Can we prove that odd and even numbers alternate without using induction?

Solution 1:

Take $M = \{P = a_nx^n + \ldots + a_0 \in \Bbb Z[x] / a_n > 0 \}$, with the usual addition and multiplication on polynomials. Interprete $S(P)$ as $P(X)+1$.

Then $M$ is a model of Robinson arithmetic, but there are long strings of "not-even" numbers, such as $X,X+1,X+2,\ldots$. So in this model, it is false that if $n$ is not even then $n+1$ is even.

If you define "$n$ is odd" as "$\exists k / n= k+k+1$", then it is false that every number is even or odd.

However, it is still true in $M$ that addition is associative and commutative, and so if $n$ is odd then $n+1$ is even, and if $n$ is even, then $n+1$ is odd. (you will need a stranger model for this to fail)

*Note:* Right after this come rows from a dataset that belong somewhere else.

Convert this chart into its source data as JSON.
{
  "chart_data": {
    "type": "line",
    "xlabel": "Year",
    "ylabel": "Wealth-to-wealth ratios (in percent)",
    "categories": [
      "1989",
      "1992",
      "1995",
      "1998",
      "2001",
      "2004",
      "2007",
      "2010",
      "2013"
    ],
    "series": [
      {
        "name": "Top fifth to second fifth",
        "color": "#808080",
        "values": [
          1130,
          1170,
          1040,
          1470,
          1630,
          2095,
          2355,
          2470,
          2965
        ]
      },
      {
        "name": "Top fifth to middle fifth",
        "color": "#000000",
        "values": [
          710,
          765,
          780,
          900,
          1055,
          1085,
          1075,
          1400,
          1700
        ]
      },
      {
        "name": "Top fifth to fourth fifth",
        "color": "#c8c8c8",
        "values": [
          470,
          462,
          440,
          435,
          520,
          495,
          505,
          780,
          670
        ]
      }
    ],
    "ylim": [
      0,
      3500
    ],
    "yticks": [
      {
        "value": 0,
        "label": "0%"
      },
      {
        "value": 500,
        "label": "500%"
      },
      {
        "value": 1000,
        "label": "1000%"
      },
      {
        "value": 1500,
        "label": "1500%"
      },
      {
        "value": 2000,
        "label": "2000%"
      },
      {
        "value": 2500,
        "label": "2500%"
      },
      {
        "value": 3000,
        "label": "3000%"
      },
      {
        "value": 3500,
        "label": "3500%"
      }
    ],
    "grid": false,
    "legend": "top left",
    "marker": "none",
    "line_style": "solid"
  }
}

If you want a model in which $a^2-2b^2 = 0$ has a solution, you can pick $M = \{ P \in \Bbb Z[X,Y]/(X^2-2Y^2) / \lim_{y \to \infty} P(\sqrt 2 y,y) = + \infty$ or $P \in \Bbb N \}$

Solution 2:

This is just a partial answer. Let $\mathcal L =\{S,<\}$ be the language with an unary function $S$ and a binary relation $<$. Consider the structure $(\mathbb N, S,<)$ ($S$ is the successor function), then $E=\{2n:n\in\mathbb N\}$ is not definable in $(\mathbb N, S,<)$. To see this consider the elementary extension $\mathfrak C=(\mathbb N\sqcup \mathbb Z, S,<)$, and define an automorphism $\Phi:\mathfrak C\to \mathfrak C$ as follows $\Phi(n)=n$ if $n\in\mathbb N$ and $\Phi(n)=S(n)$ otherwise. It is easy to see, using $\Phi$, that there is no formula defining $E$.